3. La proposition du nouveau contrat de travail devra comporter, en plus des éléments indiqués au paragraphe a, les éléments suivants :

- indication précise du lieu où s'exercera le nouvel emploi ;

- possibilités de logement par l'entreprise avec délais fermes ou types de logements disponibles (coûts, délais d'obtention, modes de location ou de financement, locations, etc.) ;

- moyens de communication ;

- centres commerciaux ;

- écoles et services publics ;

- ressources sportives, culturelles et touristiques ;

- emplois disponibles pour le conjoint.

4. L'employeur prendra en charge les frais de deux aller et retour du salarié et de son conjoint, afin de leur permettre d'effectuer un déplacement pour examiner les conditions de travail et éventuellement de résidence proposées ; il prendra également en charge les pertes de salaires subies du fait de ce déplacement par le salarié, ainsi que par son conjoint si ce dernier est lui-même salarié dans l'entreprise.

5. L'employeur facilitera la recherche d'un logement par le salarié ; lorsque ce dernier était logé par l'employeur et qu'il ne peut lui être proposé un logement par l'entreprise au lieu de son nouvel emploi, il sera tenu compte également, pour la détermination de l'indemnité temporaire dégressive, de la diminution de ressources résultant, pour le salarié, de l'augmentation des charges qu'il doit supporter pour se loger.

6. L'employeur s'efforcera de remédier aux conséquences qui pourraient résulter de la mutation pour les salariés ayant contracté des emprunts pour l'accession à la propriété.

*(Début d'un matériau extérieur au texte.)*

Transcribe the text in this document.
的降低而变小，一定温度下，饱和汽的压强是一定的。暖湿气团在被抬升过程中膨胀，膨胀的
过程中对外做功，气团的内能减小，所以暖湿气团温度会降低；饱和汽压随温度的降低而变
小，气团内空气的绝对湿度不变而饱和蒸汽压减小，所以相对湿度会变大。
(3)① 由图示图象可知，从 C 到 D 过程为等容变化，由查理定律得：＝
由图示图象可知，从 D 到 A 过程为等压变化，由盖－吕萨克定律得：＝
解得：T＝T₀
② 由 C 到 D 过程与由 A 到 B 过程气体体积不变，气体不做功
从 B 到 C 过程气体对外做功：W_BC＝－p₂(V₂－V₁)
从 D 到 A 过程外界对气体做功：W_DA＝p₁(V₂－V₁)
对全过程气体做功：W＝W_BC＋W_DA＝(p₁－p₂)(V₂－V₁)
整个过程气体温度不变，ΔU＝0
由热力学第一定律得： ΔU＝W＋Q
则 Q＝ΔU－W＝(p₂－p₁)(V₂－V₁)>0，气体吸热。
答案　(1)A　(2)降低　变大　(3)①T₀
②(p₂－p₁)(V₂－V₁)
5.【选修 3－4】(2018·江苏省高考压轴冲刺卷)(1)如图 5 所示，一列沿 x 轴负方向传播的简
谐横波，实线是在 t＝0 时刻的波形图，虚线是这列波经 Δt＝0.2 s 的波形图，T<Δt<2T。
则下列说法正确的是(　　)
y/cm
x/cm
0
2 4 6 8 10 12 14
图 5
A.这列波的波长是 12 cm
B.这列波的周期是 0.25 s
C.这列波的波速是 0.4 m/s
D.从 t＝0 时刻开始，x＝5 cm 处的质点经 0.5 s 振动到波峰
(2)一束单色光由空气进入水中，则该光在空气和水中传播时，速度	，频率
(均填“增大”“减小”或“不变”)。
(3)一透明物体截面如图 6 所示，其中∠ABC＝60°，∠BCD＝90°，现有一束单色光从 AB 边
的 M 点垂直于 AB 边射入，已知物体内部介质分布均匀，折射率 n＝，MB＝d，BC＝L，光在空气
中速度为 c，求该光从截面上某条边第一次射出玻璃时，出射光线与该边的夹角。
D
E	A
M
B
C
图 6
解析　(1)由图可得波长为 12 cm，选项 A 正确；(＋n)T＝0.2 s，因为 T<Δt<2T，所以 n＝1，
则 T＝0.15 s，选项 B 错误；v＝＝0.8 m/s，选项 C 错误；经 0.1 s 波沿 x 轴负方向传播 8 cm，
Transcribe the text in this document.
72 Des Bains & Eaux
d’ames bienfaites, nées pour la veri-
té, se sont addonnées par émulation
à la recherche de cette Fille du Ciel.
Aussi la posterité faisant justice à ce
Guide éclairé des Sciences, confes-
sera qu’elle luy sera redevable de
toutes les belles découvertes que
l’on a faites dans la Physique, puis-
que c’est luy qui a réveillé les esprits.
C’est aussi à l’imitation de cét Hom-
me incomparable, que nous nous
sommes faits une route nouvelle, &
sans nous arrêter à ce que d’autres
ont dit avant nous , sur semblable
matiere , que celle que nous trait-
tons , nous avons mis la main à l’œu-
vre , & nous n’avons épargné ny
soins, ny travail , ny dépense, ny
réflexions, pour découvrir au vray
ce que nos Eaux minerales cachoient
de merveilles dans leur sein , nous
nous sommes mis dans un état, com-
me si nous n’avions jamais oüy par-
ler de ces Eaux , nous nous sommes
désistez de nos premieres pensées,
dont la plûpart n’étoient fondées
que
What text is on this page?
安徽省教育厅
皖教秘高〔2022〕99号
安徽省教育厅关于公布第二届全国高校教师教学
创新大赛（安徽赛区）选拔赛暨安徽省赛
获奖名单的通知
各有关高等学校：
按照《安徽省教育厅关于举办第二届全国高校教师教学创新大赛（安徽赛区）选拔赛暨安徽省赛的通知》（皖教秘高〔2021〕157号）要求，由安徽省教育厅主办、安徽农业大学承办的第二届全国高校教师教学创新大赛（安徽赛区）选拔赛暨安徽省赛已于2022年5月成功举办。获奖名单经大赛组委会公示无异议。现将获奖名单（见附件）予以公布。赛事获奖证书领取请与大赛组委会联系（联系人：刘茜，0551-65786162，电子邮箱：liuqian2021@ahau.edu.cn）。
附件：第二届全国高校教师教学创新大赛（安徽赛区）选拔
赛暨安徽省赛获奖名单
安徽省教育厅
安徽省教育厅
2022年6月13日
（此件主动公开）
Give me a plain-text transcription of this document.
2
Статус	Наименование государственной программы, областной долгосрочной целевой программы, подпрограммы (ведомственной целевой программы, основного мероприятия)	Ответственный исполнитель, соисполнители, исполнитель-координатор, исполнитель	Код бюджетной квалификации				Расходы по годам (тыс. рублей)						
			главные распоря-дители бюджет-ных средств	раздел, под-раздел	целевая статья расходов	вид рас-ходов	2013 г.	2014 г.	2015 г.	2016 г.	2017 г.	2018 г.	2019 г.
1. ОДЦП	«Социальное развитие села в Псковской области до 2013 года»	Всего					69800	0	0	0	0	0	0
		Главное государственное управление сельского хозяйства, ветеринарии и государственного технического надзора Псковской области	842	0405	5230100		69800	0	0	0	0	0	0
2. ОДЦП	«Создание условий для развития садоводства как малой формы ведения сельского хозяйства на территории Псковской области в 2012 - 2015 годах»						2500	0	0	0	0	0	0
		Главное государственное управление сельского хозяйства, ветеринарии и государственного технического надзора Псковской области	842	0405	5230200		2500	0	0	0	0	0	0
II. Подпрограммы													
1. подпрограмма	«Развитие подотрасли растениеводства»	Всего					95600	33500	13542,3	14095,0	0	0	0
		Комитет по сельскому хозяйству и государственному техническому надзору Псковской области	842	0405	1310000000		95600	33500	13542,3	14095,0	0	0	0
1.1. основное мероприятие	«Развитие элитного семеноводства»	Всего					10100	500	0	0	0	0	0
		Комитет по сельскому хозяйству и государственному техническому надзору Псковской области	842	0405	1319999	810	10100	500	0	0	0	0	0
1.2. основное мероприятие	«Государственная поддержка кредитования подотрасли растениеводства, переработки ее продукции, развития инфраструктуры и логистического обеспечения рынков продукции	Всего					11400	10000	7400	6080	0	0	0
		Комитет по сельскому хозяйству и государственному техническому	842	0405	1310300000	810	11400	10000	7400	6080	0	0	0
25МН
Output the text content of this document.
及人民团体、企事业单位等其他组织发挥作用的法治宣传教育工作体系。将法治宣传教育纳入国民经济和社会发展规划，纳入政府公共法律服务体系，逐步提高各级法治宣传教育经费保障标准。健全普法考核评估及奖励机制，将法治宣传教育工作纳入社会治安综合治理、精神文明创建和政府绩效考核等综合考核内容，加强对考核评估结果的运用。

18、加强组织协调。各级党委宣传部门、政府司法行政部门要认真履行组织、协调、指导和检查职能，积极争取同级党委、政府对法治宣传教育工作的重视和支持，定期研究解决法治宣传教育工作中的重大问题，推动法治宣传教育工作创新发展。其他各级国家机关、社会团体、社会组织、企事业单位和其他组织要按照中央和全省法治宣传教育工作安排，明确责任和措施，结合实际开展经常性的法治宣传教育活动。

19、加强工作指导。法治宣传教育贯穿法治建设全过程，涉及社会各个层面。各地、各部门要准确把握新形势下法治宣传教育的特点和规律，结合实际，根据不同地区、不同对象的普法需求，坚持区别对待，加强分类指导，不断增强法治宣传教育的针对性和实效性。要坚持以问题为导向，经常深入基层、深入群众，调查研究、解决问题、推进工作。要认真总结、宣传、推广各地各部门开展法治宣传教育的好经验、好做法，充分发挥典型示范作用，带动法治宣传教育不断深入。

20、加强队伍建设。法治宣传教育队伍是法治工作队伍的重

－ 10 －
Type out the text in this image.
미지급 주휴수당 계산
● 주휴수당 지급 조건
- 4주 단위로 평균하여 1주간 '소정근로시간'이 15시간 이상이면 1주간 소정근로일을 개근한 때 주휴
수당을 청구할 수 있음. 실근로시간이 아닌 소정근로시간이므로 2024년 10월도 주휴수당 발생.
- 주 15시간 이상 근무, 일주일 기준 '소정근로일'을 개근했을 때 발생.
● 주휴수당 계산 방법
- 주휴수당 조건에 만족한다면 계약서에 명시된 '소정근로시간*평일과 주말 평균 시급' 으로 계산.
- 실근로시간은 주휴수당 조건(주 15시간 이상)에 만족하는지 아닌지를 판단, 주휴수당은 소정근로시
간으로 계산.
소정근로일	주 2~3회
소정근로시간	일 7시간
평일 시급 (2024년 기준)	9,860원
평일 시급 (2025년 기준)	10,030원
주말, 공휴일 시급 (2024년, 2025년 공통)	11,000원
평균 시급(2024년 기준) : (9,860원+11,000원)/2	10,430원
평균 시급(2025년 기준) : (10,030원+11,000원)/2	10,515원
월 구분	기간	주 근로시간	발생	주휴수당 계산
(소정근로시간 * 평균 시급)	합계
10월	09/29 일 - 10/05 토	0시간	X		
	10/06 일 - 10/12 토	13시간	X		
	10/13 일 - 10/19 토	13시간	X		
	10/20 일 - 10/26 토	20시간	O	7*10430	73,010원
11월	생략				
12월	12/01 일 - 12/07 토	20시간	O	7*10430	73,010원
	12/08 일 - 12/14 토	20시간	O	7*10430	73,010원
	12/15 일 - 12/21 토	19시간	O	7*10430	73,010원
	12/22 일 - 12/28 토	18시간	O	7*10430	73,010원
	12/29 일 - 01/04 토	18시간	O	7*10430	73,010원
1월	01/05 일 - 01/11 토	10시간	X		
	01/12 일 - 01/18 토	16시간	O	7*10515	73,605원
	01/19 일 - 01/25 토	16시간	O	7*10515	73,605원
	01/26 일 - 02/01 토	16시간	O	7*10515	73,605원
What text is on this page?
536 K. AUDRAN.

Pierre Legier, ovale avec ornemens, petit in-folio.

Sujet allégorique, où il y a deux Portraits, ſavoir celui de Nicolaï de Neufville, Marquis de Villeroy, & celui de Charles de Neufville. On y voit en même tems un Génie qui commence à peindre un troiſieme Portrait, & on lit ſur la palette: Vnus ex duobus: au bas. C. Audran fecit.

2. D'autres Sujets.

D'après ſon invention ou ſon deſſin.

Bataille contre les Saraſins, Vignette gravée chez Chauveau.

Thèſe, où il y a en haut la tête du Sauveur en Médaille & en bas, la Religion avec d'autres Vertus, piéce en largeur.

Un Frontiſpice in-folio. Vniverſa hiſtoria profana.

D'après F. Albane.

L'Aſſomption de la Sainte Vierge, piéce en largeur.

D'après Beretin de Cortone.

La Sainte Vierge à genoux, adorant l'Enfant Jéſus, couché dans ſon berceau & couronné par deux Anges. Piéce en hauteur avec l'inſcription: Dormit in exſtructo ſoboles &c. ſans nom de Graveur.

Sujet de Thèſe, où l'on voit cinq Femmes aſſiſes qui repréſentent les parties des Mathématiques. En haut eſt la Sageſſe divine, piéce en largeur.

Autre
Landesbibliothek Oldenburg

7. L'employeur prendra en charge, en cas de non-adaptation du salarié dans le délai prévu, le coût du trajet de retour et de déménagement du salarié et de sa famille dans le département du lieu d'emploi précédent, ou dans un des départements limitrophes, si le retour du salarié et de sa famille et le déménagement interviennent dans un délai de trois mois à compter de la rupture du contrat.


c) Cas particulier des mutations consécutives à une fusion d'entreprise ou résultant d'un transfert d'activité portant sur au moins une machine à papier ou à carton (2).

Les dispositions des deux paragraphes précédents a et b sont applicables respectivement aux mutations dans l'établissement et aux mutations à l'extérieur de l'établissement, sous réserve toutefois de l'application des dispositions ci-dessous, plus favorables, applicables lorsque la mutation a son origine dans une fusion d'entreprises.

Pour l'application de ces dispositions, sera considérée comme ayant son origine dans une fusion d'entreprises toute mutation proposée à un salarié, pour des raisons tenant à l'organisation ou à la situation économique de l'entreprise, par une entreprise résultant de la fusion de deux ou plusieurs autres, dans un délai de six mois commençant à courir à dater de la première réunion du nouveau comité central ou du nouveau comité d'entreprise, ce délai étant porté à neuf mois lorsque l'entreprise résultant de la fusion occupe plus de 1 500 salariés et à douze mois lorsque l'entreprise résultant de la fusion occupe plus de 3 000 salariés.

Les dispositions ci-dessous seront également applicables aux salariés à qui sera proposée une mutation résultant d'un transfert d'activité, accompagnant l'arrêt d'au moins une machine à papier ou à carton, dans un autre établissement de l'entreprise (2).

La période d'adaptation, qu'il y ait ou non transfert de la résidence familiale, sera portée à six mois pour les salariés de moins de cinquante-cinq ans et à neuf mois pour ceux ayant plus de cinquante-cinq ans d'âge et dix ans d'ancienneté.